A federal appeals court has upheld Gov. Scott Walker's contentious law stripping most public workers of nearly all of their collective bargaining rights.
Seven public unions, including the teachers' union and the largest statewide public sector union, challenged the law's constitutionality in 2011. U.S. District Judge William Conley in March overturned part of the law requiring unions hold elections each year for members to retain their official status. The judge also said the law illegally halted the automatic withdrawal of union dues.
The Seventh Circuit Court of Appeals released a decision on Friday that upheld the law in its entirety. The court said the law is constitutional.
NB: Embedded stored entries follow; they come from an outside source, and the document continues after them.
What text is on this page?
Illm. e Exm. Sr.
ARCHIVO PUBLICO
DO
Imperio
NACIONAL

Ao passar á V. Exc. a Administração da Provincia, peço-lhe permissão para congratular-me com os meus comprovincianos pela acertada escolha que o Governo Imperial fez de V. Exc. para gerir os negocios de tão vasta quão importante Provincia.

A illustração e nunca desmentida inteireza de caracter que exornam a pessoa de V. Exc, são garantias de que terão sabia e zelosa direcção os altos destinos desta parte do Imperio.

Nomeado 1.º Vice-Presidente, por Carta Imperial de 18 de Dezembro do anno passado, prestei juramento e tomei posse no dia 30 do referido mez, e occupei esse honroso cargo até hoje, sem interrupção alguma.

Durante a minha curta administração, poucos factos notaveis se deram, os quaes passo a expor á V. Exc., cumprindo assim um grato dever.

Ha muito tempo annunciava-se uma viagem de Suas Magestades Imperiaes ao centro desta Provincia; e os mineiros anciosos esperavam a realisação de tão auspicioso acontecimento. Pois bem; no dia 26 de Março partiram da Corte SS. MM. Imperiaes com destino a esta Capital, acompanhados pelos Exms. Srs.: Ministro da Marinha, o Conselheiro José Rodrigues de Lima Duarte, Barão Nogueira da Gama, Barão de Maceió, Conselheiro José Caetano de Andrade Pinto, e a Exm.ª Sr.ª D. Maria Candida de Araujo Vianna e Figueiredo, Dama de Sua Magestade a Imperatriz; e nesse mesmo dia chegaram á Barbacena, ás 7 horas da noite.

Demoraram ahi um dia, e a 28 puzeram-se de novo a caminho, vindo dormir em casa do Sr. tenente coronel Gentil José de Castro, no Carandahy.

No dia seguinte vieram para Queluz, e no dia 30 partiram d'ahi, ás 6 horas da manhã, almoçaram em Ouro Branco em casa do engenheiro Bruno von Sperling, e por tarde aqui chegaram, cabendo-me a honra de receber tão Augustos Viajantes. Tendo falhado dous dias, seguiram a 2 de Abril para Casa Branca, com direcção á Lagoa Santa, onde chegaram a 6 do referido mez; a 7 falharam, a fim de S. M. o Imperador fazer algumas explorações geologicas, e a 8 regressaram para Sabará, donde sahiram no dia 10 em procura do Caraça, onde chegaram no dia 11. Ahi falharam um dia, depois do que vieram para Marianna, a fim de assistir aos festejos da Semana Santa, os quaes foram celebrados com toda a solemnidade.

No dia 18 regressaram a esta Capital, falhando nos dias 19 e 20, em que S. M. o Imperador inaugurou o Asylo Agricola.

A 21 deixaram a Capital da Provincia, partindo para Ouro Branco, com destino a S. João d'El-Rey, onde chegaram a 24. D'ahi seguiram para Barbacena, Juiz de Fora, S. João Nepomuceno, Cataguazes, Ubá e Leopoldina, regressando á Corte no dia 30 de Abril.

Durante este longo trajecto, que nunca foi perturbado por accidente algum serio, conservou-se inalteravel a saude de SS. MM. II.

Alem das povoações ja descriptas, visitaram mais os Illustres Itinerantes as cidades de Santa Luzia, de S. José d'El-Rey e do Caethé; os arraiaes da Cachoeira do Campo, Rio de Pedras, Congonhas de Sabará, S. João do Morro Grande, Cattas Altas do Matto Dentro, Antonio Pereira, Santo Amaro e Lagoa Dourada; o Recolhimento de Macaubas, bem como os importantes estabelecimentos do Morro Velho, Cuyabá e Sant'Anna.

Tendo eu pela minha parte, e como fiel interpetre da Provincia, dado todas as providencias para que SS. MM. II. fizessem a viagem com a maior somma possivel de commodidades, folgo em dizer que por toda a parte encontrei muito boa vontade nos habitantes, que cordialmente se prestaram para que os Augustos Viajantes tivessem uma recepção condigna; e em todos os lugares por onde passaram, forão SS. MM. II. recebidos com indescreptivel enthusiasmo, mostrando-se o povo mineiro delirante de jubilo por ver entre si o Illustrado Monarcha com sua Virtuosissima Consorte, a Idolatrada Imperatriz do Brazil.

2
Click here for a link to the decision.
Governor Walker recleased the following statement after the Seventh Circuit Court of Appeals' decision:
"As we’ve said all along, Act 10 is constitutional. Today’s court ruling is a victory for Wisconsin taxpayers. The provisions contained in Act 10, which have been upheld in federal court, were vital in balancing Wisconsin’s $3.6 billion budget deficit without increasing taxes, without massive public employee layoffs, and without cuts to programs like Medicaid. With this ruling behind us, we can now focus on the next state budget, which will invest in priorities to move our state forward."
Wisconsin Attorney General J.B. Van Hollen released the following statement regarding the decision on Act 10:
"For nearly two years, those opposing Act 10 have tried every angle to have it struck down and invalidated. Today’s decision by the Seventh Circuit confirms what I have stated from the beginning. Act 10 is constitutional. While there are no guarantees, it is my hope that this decision will pave the way for resolving any remaining challenges in a manner that supports the legislative decisions made by our elected officials."